Оба расхохотались. В ту пору, когда они еще жили вместе, в руках у Казика однажды разорвало консервную банку, едва он начал вскрывать ее. Барбаре вспомнилось еще немало подобных забавных случаев, затем Рутковский спустился в проходную и вызвал по телефону такси. Потом он вернулся, и, пока они ждали такси, им было по-прежнему легко и просто. Барбара усадила Казика к себе на постель, а сама мечтательно уставилась в темнеющий квадрат окна.
— Помнишь, какие у меня были красивые волосы?
— Они и сейчас красивые, — сказал Казик.
— С тех пор как их сбрили, они никак не желают отрастать длиннее.
— Короткая стрижка тебе тоже идет, — заметил Казик.
— Самой себе я нравлюсь только такая, какой была прежде, — сказала актриса. — И любить могу только то, что было до войны.
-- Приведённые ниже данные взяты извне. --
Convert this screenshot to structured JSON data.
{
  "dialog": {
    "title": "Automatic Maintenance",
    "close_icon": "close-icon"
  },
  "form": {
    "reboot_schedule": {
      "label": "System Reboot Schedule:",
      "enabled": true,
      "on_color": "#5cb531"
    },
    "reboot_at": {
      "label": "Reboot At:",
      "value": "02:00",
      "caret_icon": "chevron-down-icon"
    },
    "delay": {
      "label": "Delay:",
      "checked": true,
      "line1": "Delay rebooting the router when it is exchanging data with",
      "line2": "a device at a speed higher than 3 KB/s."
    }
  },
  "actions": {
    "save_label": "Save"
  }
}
Люблю твоего сынишку, этого очаровательного постреленка… Господи, до чего дивные были у него глаза!
— К чему говорить об этом, — сказал Казик.
— Люблю Ядвигу, — вздохнула Барбара. — Каким ласкательным прозвищем ты ее называл? Царица Савская?
— Теперь уж и не припомню, — сказал Казик.
И тотчас вспомнил: «царевна иерусалимская» — вот как он ее называл. И лицо Ядвиги возникло перед ним, как бы спроэцированное на стену больничной палаты. Он словно вновь увидел ее кожу — белую и настолько чувствительную к свету, что даже тень от ветки оставляла след на этом нежном белом покрове, подобно царапине. На ослепительной белизне лица выделялись два темных пятна: глаза Ядвиги, черным потоком уходящие куда-то в таинственную даль — как на негативе фотографии.
— Ее планетой была Луна, — мечтательно продолжала Барбара.
Рутковский молчал.
— Вот ведь интересно: к ней я не испытывала ревности, — сказала Барбара. — Может, потому, — она как бы размышляла вслух, — что Ядвига душу готова была отдать за ребенка.
Рутковский промолчал и на это.
— Теперь таких женщин и не найдешь, — заключила Барбара. — Неужели ты поверил этим кошмарным россказням про нее?
— Да, — сказал Казик.
— Ну а хотя бы потом ты пытался выяснить?